China’s foreign exchange reserves fell for the fifth straight month in November, the country’s forex regulator said Wednesday.

Foreign exchange reserves stood at 3.05 trillion U.S. dollars last month, down 69.1 billion dollars or 2.2 percent from October, the State Administration of Foreign Exchange said, citing figures from the central bank.

The November figure is the largest monthly drop since January this year, and it brings China’s foreign exchange reserves to the lowest level since March 2011.

In an online statement, the forex regulator said the decline in November was partly because the central bank has used the reserves to maintain a balance between the supply and demand of foreign currencies in the past month.

A firmer U.S. dollar against other currencies after the U.S. presidential election has also dragged down China’s foreign exchange reserves, the statement said.

Since the reserves are calculated in U.S. dollars, the weakening of other currencies held by China against the dollar would result in a decline in China’s reserves.

Meanwhile, a retreat in bond prices has contributed to the shrinking of reserves, it added.

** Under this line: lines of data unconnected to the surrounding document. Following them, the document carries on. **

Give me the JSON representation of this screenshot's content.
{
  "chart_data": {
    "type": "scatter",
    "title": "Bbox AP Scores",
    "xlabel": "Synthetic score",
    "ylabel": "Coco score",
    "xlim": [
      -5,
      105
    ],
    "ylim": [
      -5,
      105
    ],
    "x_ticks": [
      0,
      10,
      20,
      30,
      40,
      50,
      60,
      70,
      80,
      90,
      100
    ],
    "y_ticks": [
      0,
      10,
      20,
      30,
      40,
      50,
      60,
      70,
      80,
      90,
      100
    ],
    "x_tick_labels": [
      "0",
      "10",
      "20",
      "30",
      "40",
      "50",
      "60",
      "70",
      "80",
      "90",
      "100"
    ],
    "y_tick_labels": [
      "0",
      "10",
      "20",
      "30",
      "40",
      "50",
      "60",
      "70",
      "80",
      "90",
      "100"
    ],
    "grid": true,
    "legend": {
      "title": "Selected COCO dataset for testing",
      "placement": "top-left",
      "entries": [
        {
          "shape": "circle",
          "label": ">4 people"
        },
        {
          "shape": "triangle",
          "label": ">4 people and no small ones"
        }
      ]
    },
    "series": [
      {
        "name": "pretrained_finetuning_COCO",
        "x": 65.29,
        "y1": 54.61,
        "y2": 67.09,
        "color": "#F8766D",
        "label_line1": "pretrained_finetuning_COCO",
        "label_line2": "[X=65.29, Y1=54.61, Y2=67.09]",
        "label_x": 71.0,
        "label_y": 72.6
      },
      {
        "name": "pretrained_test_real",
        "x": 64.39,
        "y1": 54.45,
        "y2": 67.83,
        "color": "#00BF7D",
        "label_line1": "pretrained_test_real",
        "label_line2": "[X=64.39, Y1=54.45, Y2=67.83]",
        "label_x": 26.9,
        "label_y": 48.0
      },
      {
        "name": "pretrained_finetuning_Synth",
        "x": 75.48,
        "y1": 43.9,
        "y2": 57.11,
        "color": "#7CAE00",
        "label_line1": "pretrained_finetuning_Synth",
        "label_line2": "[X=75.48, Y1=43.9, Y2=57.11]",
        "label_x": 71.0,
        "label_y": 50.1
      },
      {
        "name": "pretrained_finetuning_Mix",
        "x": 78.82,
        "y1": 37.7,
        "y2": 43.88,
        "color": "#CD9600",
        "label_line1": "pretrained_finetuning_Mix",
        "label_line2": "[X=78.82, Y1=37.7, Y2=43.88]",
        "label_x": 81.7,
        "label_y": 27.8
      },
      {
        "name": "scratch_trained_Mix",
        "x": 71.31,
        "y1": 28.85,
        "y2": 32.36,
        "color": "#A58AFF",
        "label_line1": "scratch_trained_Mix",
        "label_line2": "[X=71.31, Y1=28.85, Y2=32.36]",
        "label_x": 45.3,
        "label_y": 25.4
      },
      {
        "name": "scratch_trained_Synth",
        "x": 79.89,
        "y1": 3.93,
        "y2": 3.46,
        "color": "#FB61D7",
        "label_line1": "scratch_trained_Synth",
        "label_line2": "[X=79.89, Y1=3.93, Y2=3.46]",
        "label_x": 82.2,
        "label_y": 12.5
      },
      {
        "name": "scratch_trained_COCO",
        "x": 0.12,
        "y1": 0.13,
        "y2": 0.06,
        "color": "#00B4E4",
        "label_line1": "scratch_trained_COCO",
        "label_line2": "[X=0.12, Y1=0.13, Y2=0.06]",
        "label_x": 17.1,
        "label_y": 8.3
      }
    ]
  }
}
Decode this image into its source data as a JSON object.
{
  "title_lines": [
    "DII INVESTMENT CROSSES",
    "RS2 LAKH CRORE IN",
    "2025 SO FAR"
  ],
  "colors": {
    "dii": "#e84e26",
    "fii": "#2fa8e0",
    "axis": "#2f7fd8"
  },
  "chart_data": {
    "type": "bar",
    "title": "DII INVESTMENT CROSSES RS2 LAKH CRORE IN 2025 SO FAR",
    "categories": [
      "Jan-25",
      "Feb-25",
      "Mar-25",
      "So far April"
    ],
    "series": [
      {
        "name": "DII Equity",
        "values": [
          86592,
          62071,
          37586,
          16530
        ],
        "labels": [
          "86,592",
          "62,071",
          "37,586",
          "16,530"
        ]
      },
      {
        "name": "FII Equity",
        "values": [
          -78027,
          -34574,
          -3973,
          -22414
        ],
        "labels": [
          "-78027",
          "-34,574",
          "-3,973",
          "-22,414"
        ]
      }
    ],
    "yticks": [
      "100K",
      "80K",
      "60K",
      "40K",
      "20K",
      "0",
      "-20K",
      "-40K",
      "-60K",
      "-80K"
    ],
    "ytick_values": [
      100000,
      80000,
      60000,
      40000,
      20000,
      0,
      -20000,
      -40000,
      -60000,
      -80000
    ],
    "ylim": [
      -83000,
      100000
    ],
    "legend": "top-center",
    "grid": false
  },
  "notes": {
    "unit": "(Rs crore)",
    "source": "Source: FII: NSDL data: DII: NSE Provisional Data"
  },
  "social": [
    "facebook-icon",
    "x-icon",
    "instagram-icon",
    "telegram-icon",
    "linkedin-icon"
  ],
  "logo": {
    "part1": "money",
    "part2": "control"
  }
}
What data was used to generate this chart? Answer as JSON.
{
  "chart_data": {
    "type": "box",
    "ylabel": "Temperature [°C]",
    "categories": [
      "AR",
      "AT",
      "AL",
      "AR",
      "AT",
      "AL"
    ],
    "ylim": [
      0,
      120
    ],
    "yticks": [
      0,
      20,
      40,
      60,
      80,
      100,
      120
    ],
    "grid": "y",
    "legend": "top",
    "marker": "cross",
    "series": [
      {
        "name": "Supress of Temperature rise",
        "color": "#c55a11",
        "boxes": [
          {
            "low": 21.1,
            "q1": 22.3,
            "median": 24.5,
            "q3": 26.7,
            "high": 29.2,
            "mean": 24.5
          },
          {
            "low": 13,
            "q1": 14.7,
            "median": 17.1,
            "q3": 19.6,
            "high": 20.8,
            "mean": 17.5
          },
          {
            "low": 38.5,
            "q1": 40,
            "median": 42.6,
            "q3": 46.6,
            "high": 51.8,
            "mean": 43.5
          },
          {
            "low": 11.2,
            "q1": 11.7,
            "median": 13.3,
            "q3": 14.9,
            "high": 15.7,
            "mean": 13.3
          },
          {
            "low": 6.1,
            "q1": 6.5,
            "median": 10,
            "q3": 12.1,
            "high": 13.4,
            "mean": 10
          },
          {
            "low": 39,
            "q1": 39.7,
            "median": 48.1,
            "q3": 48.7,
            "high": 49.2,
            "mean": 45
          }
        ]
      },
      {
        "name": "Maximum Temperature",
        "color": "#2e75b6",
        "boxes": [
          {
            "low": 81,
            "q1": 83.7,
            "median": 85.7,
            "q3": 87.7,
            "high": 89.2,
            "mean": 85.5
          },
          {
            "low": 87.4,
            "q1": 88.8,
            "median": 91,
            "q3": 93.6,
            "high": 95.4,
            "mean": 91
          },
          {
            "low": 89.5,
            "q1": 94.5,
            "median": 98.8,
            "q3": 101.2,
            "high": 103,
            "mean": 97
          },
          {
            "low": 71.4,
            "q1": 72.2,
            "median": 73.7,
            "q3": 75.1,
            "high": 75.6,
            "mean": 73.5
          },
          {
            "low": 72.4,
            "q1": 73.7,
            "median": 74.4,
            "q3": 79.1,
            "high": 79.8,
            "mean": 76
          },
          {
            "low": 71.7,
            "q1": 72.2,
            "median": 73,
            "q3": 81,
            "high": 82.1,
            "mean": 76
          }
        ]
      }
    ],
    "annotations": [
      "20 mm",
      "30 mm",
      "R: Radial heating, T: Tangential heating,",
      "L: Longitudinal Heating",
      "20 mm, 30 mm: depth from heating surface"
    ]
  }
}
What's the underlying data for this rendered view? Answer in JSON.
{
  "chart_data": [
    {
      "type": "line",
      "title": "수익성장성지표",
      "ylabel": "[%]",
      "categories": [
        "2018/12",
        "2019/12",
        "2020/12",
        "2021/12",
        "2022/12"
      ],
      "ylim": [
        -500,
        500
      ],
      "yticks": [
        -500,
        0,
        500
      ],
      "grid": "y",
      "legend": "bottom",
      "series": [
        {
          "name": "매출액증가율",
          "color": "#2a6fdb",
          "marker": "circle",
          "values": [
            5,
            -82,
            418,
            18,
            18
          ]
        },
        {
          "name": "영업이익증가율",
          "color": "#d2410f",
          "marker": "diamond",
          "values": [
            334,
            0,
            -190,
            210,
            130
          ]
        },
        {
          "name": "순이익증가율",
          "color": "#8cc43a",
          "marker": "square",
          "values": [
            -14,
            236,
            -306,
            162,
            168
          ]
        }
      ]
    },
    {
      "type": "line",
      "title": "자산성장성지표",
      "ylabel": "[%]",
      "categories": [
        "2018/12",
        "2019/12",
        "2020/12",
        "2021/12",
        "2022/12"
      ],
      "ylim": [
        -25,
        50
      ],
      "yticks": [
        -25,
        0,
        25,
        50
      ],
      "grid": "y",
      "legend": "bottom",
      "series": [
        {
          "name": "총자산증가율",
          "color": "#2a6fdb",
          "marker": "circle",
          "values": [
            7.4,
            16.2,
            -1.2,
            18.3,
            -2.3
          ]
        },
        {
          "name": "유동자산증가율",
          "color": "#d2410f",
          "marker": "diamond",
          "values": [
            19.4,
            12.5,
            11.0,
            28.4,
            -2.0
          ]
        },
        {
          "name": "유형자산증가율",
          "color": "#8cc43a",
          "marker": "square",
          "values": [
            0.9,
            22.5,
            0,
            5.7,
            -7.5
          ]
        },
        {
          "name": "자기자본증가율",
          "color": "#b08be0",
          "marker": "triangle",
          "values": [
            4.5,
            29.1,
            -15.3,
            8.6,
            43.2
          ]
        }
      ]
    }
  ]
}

Accelerated economic growth in the United States, a potentially imminent interest rate hike and expectations of Donald Trump’s expansionary fiscal policies have already caused the Dollar Index to advance 6 percent in the last two months.

The Chinese yuan has weakened around 3 percent against the dollar during the period.

China kept its gold reserves unchanged from October levels at 59.24 million ounces in November, equivalent to 69.79 billion dollars, according to central bank data.